Вверху над ней качается фонарь, и с темного неба падает снег… Или это солнце светит сквозь густую листву?.. Кто-то плачет рядом: «Мама, мама, мама!» Или это она плачет?.. Почему она не может ничего понять, не может вспомнить?.. Почему у нее все перемешалось в голове? Солнце, пробивающееся сквозь зеленую листву, снежинки, пляшущие в свете фонаря, черные капли, падающие на белый снег, маленькая белая собачка, безжизненно лежащая на нем… Чудовище копошится рядом, и от него не убежать…
Она все-таки попробовала пошевелиться. Резкая боль в голове полоснула по глазам и ударила изнутри в кости черепа. Где-то в глубине мозга что-то произошло, как будто выступы какой-то конструкции с болезненным скрежетом вошли в пазы, и из бесформенных разрозненных кусков вдруг сложилось целое. Она вспомнила, она все вспомнила! Прошлое и настоящее вдруг сомкнулись, соединились и стали частями целой жизни, ее жизни… Она вспомнила…
Мама пришла за ней в детский сад, и она обрадовалась. Она так давно не видела маму, она соскучилась! Мама принесла ей подарки – маленький крестик на красивой цепочке и разноцветные мохнатые резиночки, чтобы делать пальмочку из волос на голове… Мама надела крестик ей на шею, скрутила пальмочку из волос и сказала, что теперь она такая красотулечка, что все обзавидуются! И еще сказала, что они сейчас пойдут есть пирожные в детское кафе «Лимпопо»!
Она не дала надеть на себя варежки – ей хотелось держаться за мамину руку голой ладошкой. Она и шапку надевать не хотела, но мама сказала, что на улице очень холодно, а пальмочке под шапкой ничего не сделается…
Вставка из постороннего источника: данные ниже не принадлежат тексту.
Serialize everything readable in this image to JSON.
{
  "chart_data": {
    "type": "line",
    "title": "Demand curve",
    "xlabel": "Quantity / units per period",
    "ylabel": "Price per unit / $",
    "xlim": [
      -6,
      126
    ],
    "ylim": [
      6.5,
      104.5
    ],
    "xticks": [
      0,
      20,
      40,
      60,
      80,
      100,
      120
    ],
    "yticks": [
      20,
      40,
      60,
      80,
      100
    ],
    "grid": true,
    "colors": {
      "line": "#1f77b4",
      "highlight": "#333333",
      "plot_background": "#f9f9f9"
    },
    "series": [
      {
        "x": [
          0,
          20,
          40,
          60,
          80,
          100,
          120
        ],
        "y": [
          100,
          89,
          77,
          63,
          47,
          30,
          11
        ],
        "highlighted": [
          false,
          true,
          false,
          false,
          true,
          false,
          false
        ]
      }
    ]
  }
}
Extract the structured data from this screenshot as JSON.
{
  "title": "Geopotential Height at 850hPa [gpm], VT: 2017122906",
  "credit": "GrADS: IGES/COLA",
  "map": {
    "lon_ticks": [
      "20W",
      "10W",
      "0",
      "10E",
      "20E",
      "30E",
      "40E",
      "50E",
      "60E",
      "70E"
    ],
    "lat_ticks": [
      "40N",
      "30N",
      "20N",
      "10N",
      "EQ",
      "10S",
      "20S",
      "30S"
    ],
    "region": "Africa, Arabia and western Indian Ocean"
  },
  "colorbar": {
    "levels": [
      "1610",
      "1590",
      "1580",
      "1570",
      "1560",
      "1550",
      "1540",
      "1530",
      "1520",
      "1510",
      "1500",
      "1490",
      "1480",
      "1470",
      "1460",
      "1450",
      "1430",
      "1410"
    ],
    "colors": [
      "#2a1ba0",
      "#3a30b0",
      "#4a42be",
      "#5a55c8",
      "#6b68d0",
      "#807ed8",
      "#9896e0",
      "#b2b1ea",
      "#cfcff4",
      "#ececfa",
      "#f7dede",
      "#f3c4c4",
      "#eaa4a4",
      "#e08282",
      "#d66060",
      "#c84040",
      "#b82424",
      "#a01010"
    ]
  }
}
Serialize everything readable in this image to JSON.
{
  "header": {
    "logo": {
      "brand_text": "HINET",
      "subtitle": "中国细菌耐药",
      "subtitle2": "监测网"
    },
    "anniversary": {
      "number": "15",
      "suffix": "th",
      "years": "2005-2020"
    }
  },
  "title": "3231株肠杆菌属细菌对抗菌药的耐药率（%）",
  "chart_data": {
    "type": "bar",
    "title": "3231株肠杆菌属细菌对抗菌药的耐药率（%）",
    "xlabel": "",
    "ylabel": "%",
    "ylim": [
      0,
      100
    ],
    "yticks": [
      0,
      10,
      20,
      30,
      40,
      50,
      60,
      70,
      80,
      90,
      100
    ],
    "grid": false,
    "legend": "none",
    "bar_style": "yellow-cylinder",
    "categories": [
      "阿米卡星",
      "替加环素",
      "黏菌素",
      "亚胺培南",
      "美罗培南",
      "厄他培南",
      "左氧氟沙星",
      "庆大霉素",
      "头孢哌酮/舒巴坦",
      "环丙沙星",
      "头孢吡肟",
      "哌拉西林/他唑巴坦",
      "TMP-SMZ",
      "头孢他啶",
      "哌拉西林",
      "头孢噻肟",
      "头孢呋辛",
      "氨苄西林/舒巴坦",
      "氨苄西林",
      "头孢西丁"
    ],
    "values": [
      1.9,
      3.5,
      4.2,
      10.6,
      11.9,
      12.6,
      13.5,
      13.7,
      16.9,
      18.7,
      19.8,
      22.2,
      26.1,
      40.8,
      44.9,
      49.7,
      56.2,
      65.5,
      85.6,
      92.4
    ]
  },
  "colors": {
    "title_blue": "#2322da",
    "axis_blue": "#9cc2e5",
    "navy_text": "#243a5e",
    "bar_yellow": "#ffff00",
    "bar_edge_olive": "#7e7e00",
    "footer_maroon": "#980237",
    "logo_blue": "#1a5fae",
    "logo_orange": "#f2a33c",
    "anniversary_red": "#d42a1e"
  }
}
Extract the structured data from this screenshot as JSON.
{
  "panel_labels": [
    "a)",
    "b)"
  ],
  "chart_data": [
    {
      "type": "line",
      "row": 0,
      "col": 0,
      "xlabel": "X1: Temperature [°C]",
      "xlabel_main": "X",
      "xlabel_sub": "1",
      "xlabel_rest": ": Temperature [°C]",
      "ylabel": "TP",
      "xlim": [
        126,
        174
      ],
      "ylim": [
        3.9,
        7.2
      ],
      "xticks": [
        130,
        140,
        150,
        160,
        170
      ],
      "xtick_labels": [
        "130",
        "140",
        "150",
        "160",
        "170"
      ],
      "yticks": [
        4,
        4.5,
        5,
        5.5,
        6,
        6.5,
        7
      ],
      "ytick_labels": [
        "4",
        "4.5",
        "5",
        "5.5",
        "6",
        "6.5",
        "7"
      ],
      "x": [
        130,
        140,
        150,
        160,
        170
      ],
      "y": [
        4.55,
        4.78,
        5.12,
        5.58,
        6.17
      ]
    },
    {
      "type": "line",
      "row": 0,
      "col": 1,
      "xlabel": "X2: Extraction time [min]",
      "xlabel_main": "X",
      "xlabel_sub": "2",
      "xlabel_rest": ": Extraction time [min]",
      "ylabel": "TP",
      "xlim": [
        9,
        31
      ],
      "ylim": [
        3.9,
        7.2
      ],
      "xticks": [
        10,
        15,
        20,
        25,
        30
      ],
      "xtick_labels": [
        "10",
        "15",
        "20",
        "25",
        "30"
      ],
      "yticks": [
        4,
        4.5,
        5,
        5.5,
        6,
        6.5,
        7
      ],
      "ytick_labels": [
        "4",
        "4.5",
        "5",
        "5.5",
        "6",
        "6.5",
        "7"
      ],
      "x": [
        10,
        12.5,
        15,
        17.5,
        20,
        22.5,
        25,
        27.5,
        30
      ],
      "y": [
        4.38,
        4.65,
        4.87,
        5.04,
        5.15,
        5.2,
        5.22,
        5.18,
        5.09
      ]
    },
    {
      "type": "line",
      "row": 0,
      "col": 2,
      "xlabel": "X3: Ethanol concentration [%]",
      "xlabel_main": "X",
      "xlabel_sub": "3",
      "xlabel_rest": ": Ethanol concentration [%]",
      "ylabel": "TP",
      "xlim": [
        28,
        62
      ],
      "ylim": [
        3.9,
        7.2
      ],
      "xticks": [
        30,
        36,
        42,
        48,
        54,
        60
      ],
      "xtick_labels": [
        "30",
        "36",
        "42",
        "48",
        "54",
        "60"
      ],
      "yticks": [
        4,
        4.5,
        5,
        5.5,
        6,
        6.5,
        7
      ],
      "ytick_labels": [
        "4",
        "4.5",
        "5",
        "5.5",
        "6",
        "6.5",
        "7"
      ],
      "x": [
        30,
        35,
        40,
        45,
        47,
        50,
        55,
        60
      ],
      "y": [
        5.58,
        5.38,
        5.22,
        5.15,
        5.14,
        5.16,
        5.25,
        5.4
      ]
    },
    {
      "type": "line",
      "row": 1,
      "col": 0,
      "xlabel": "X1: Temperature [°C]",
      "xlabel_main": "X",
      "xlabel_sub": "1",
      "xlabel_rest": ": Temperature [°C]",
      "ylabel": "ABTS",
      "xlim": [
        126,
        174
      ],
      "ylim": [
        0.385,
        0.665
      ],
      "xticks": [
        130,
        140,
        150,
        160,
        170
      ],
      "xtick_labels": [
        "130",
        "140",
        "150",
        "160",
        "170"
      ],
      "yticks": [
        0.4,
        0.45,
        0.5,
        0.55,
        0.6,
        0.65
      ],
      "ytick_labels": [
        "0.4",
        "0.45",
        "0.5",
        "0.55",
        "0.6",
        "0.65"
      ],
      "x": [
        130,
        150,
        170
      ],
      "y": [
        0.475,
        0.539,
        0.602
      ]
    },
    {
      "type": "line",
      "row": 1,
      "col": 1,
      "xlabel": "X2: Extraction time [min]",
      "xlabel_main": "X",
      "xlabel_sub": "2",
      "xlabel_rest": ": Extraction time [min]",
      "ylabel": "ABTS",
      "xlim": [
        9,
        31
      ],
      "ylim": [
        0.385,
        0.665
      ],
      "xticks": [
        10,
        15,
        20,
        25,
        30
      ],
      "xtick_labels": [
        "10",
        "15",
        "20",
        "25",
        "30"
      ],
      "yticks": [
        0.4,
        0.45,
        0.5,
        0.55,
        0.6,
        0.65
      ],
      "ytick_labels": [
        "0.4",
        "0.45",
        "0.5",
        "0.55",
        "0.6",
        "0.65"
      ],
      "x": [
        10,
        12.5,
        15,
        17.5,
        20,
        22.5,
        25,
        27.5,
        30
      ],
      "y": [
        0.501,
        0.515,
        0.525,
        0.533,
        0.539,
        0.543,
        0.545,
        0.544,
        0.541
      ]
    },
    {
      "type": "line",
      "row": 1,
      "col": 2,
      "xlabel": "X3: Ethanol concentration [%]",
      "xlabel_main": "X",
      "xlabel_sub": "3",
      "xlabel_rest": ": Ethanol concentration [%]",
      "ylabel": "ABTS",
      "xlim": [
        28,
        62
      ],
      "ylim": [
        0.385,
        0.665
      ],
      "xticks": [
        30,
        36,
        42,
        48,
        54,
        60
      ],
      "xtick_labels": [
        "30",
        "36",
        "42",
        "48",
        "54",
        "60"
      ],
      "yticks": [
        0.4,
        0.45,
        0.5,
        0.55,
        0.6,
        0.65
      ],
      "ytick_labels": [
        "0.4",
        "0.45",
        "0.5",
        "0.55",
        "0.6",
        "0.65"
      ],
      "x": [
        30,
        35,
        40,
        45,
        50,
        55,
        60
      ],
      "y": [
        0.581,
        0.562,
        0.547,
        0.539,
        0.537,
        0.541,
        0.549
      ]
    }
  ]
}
На улице дул холодный ветер и летел снег, но она не замерзла: одна ее рука была в теплой маминой ладони, а вторую она засунула в карман. Там лежали запасные резиночки, она перебирала их и прикидывала: одна пойдет на украшение прически любимой куклы Вари, еще две накрутит на уши Мишке, а еще надо сделать пальмочку Нюше, ей будет очень к лицу!
Верная Нюша бежала впереди, задрав белый пушистый хвостик, а они шли и разговаривали с мамой о разных вещах. Она чувствовала мамин крестик на своей шее, и ей было так весело, как бывает только в Новый год, когда ждешь Деда Мороза!
Негромкий тупой звук раздался позади них, и мама вдруг выпустила ее ладошку и упала вниз лицом прямо в грязный снег. С головы у мамы сполз капюшон, и ее светлые длинные волосы волной выбились наружу.
Она подумала, что мама просто поскользнулась, но она не вставала и ничего не говорила, даже совсем не двигалась. И на спине у мамы, на курточке, была дырка, и оттуда стало вытекать что-то черное…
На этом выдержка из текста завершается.